More evidence that Obama's vaunted "pivot to Asia" is ending in retreat and confusion. :
Thailand and China are in talks about building military production facilities in Thailand, a Thai defense ministry spokesman said on Wednesday, the latest sign of warming relations between China and America's oldest ally in Asia. []
"The defense minister told his Chinese counterpart that we are interested in setting up facilities to repair and maintain the Chinese equipment we currently have in our arsenal," ministry spokesman Kongcheep Tantravanich told Reuters.
"We will also look to their expertise in producing small arms and other security-related equipment like drones," he said.
Thailand has also held talks with Russia about setting up similar production facilities, said Kongcheep, without giving details.
For Team Obama, a key to the pivot was its linkage with democracy and human rights and international law. The United States was building a coalition of democracies and emerging democracies to stand against China's defiance of international norms and statutes.
This is the kind of foreign policy that makes Wilsonian hearts go pitter patter. The trouble is that democracy doesn't seem to be emerging on schedule in the region. Thailand, Malaysia, the Philippines and Burma aren't marching to the beat of the Wilsonian drum. As a result, Washington may have to chooseif it still canbetween a foreign policy that makes idealistic professors feel soft and fuzzy, and one that deals effectively with the challenge that China poses to regional and global order.
Obama can be as tolerant of bloodbaths and evil dictators as the sternest of realists; just ask the people of Aleppo how inspired they are by the fierce urgency of his shining ideals. But in Syria, Obama was looking for reasons not to act, and so the cold logic of realism worked for him.
In Asia, by contrast, the need was to act with greater vigor and forcefulness, not excluding military shows of force. For that kind of action, liberal Democrats like Obama needed to put on the full armor of light. Thus linking American policy to the Law of the Sea Treaty and an alliance of democracies became necessary to the administration.
The path was eased by the naive welcome that much of the Washington policy community gave to the changes in Burma, a welcome that is harder for Wilsonians to sustain as the blood of the Rohingyas besmirches the escutcheon of the Burmese democracy movement. At the same time, typical Wilsonian blind reliance on the "arc of history" led the Obama Administration to misjudge the direction of Asian politics as profoundly (if not quite as dramatically) as they misjudged the Arab Spring. Thailand's coup was a deviation from the shining path of democratic transformation, the sweet young things in the White House fondly believed, and so there would be no geopolitical cost to indulging the national propensity for moralistic lectures and sanctions.

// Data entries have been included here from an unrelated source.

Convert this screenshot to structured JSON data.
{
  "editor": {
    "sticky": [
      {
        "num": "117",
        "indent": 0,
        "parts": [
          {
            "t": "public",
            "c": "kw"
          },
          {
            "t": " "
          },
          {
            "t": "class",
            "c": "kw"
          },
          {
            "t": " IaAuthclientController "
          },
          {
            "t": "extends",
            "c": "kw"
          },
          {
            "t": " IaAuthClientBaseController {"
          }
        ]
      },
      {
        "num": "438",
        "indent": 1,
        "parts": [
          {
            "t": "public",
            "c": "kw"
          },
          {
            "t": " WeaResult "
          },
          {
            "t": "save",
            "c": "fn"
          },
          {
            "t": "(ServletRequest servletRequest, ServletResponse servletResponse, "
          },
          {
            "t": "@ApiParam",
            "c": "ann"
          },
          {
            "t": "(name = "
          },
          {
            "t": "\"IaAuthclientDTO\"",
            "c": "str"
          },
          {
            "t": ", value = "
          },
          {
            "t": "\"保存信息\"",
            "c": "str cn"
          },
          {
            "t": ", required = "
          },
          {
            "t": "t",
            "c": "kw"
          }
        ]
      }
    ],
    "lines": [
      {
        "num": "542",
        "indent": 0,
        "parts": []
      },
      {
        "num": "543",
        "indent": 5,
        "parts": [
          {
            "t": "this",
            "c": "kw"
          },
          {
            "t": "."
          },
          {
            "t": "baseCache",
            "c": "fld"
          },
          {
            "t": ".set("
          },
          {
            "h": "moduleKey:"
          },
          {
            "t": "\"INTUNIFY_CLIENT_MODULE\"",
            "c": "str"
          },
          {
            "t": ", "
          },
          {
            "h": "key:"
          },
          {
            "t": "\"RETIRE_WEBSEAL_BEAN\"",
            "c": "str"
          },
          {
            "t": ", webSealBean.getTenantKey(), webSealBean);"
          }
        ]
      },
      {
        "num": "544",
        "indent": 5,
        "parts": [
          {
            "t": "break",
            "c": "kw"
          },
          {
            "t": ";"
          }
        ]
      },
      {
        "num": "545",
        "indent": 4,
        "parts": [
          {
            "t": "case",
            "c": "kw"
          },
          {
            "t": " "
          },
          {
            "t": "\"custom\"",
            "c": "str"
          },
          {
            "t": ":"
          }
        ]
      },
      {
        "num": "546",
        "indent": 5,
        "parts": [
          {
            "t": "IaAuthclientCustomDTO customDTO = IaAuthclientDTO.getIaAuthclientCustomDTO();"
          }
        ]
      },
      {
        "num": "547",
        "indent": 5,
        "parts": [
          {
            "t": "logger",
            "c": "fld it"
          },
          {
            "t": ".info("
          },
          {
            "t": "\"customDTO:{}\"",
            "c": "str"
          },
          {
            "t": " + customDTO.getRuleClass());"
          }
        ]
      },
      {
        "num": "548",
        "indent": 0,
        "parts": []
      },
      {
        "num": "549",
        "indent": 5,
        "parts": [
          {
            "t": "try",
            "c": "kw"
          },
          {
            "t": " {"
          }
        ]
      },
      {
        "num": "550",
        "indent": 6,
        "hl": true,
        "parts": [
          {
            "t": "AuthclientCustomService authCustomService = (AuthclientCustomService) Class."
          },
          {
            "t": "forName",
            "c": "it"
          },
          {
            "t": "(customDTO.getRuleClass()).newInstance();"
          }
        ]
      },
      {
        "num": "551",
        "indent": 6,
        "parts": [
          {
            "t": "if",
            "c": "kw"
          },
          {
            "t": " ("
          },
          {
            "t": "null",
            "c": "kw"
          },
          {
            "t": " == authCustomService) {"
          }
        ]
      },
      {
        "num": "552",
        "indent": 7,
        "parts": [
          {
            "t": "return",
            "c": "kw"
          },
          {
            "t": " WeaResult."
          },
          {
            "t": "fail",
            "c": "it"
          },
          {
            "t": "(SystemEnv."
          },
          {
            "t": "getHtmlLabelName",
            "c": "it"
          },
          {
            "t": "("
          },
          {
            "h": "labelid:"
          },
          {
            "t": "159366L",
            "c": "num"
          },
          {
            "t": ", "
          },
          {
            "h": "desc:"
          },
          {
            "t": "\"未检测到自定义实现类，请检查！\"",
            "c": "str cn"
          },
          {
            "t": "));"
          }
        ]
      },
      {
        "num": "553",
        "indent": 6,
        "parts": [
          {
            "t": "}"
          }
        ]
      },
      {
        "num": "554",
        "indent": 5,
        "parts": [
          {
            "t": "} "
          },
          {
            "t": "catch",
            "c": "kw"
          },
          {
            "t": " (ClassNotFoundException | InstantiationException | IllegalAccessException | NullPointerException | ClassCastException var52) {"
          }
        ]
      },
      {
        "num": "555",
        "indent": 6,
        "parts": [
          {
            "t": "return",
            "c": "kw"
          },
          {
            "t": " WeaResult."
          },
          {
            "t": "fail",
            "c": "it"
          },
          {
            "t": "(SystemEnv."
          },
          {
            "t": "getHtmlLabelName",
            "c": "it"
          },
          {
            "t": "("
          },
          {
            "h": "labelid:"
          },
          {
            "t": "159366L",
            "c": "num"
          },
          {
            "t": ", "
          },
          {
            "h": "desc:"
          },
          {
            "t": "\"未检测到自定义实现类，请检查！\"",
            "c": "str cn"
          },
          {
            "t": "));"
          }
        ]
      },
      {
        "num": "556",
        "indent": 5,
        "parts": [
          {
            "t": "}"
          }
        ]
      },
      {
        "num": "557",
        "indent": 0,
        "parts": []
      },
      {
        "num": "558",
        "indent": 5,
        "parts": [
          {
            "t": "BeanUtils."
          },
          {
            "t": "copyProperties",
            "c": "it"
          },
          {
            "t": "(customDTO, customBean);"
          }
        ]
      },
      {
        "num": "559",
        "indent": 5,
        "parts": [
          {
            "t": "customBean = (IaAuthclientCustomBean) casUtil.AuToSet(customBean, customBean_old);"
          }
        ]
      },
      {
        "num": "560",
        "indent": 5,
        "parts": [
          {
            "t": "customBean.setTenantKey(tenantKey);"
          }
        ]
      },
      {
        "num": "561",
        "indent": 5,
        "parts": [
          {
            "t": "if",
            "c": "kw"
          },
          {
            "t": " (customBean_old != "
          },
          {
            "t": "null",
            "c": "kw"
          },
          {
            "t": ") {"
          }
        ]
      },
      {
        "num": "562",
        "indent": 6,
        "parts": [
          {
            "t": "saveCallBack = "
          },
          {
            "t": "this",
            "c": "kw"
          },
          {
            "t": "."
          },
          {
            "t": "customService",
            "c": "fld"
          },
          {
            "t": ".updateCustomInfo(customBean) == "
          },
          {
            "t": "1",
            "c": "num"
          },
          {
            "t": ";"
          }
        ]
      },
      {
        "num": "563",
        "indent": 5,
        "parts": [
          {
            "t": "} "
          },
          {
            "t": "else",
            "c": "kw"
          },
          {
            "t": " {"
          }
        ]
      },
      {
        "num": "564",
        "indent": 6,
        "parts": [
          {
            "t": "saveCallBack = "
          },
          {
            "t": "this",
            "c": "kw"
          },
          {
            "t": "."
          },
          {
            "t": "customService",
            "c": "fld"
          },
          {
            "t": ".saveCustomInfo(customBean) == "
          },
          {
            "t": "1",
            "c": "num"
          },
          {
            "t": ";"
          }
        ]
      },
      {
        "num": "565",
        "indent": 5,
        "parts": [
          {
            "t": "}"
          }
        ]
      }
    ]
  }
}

In fact, the situation in Asia is at once more serious and more complex than President Obama and his team ever seem to have understood, and much time has been wasted, and much credibility has been lost, as the Team Obama chased the usual Wilsonian unicorns through the mangrove swamps of Southeast Asia.
It is not at all clear that the incoming Team Trump will rise to the challenge, but one way or another the time has certainly come for the Obama era in Asian policy to come to an end. As in the Middle East and Europe, the next administration must look for ways to change course.